L'auteur de la bande dessinée et les deux réalisateurs se connaissent et se sont croisés à Aix-en-Provence, à l'occasion du Festival BD de la ville. Angelin Prejlocaj cherchait un projet cinématographique quand il a lu Polina, publié chez KSTR en 2011 (et disponible en format numérique depuis septembre). L'album, vendu à près de 50000 exemplaires, a été distingué par plusieurs récompenses: Prix des libraires de bandes dessinées 2011, grand prix de la critique BD 2012, meilleur dessin aux dBD awards 2012.
A Livres Hebdo, le chorégraphe confie qu'il a été immédiatement séduit par l'histoire, "un anti Black Swan", et par "la qualité et l'épure des dessins". Il nous fait remarquer que dans une case de la bande dessinée, Bastien Vivès lui fait un clin d'œil en dessinant un mouvement issu de sa chorégraphie Blanche Neige. Prejlocaj a toujours aimé son inspiration dans l'écriture des autres. Outre Blanche Neige, il a adapté Jean Genet, Laurent Mauvignier et a travaillé avec Enki Bilal sur un classique de Shakespeare, Roméo et Juliette, il y a vingt ans.
Récit initiatique
Le partage des responsabilités s'est rapidement mis en place entre les deux réalisateurs: Valérie Müller s'est occupée des comédiens tandis qu'Angelin Prejlocaj se concentrait sur le cadre, le mouvement et la danse. "Au fil du tournage, il y avait une porosité entre nos fonctions" nous explique la cinéaste. Comme la bande dessinée, le film est davantage une œuvre sur une danseuse qui se cherche que sur le milieu de la danse. La rivalité oppose une artiste à son art, et non pas à d'autres artistes. En Russie, "temple de la danse classique", à Aix-en-Provence, où la compagnie Prejlocaj réside, et à Anvers, où "sont quelques-uns des plus chorégraphes contemporains comme Jan Fabre" rappelle Valérie Müller, la jeune Polina va expérimenter différentes façons de danser tout en s'émancipant de ses parents et de sa patrie d'origine.

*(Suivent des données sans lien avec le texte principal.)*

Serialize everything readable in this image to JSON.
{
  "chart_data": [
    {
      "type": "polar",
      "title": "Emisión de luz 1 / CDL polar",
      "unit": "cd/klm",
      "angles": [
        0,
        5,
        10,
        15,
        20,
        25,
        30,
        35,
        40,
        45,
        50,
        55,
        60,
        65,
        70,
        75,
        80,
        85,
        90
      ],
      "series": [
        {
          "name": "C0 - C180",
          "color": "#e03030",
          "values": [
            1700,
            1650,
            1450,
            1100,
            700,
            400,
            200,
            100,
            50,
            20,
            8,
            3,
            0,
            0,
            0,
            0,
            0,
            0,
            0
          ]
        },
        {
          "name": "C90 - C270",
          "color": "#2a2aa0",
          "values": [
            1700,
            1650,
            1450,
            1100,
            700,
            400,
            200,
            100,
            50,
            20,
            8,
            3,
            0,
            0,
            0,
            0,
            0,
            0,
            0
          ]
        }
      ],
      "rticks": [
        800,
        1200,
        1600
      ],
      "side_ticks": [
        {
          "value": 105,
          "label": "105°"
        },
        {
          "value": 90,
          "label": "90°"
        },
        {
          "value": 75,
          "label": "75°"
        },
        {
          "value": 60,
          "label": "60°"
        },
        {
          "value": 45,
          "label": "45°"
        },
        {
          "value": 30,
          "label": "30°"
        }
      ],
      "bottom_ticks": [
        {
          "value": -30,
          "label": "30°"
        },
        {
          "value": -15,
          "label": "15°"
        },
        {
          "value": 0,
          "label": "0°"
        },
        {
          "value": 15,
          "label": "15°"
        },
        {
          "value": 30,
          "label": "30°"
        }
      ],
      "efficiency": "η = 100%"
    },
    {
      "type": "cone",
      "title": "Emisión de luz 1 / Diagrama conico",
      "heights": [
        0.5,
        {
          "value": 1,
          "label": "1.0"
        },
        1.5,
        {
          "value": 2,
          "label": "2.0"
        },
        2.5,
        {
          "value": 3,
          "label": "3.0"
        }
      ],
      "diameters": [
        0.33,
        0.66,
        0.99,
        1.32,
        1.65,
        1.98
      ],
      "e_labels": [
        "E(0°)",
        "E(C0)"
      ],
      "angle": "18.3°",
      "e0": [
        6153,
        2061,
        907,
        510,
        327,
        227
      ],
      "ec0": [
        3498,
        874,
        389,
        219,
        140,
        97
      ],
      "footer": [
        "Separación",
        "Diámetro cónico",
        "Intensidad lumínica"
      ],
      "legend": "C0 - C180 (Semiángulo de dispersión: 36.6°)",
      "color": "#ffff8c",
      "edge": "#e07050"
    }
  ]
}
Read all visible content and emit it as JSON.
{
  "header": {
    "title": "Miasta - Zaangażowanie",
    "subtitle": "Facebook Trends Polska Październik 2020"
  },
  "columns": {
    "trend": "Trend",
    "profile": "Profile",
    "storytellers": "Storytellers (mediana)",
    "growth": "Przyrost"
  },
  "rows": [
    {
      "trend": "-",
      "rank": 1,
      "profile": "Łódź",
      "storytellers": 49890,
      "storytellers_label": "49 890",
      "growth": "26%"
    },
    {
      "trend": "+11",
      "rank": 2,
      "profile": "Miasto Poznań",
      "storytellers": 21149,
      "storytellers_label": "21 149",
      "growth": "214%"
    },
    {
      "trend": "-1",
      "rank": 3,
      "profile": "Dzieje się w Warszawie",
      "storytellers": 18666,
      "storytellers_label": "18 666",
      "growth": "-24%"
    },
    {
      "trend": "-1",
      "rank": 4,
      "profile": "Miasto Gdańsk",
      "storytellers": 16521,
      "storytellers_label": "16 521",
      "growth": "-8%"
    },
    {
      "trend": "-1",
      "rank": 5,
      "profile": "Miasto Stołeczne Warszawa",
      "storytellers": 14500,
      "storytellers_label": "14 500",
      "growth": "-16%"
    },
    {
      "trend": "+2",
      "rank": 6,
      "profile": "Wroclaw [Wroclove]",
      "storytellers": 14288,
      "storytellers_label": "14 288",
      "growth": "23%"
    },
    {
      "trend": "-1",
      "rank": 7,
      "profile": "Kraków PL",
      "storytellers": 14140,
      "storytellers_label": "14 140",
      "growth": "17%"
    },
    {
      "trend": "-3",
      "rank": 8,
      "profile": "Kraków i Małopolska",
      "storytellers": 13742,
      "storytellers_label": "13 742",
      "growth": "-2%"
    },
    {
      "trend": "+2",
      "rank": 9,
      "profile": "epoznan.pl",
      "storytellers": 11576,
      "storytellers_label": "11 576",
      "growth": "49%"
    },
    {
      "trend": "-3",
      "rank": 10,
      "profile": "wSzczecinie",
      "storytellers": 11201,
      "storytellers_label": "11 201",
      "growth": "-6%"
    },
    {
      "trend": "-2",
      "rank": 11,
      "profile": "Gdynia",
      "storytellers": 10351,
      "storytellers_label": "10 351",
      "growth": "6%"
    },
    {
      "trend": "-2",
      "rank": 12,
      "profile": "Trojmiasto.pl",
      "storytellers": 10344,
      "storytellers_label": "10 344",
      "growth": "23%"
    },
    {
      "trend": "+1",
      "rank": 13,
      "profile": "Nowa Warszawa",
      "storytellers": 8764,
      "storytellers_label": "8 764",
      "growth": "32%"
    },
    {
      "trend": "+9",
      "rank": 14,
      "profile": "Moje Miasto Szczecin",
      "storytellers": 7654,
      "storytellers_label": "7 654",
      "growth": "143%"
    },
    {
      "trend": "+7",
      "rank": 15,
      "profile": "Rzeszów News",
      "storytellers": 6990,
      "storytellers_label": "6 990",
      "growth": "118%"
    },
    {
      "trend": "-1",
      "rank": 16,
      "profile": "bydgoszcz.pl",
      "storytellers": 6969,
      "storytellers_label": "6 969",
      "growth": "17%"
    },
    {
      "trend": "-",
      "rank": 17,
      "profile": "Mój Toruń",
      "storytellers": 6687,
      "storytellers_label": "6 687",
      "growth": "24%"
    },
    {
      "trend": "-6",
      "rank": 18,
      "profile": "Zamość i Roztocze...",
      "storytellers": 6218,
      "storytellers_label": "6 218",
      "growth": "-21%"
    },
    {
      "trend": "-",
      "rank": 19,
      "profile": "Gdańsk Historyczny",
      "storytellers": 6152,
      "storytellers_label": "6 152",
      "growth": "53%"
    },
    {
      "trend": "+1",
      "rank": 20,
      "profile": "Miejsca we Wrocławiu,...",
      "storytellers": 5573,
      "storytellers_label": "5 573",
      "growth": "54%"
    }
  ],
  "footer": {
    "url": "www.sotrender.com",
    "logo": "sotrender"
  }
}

Ce récit initiatique, où nous croisons également Niels Schneider et Juliette Binoche, est autant une réflexion sur l'art qu'un portrait d'une danseuse. "Il était important pour nous de montrer que les danseurs vivaient normalement, même si leur art leur demande des sacrifices et peuvent même les blesser dangereusement" précise Angelin Prejlocaj, "et c'est ce qui nous a séduit dans l'histoire de Bastien Vivès". "Polina cherche sa propre voie, en partant du ballet traditionnel de l'école du Bolshoi pour arriver à une danse moderne proche du hip-hop. Je crois que nous passons tous par ces étapes."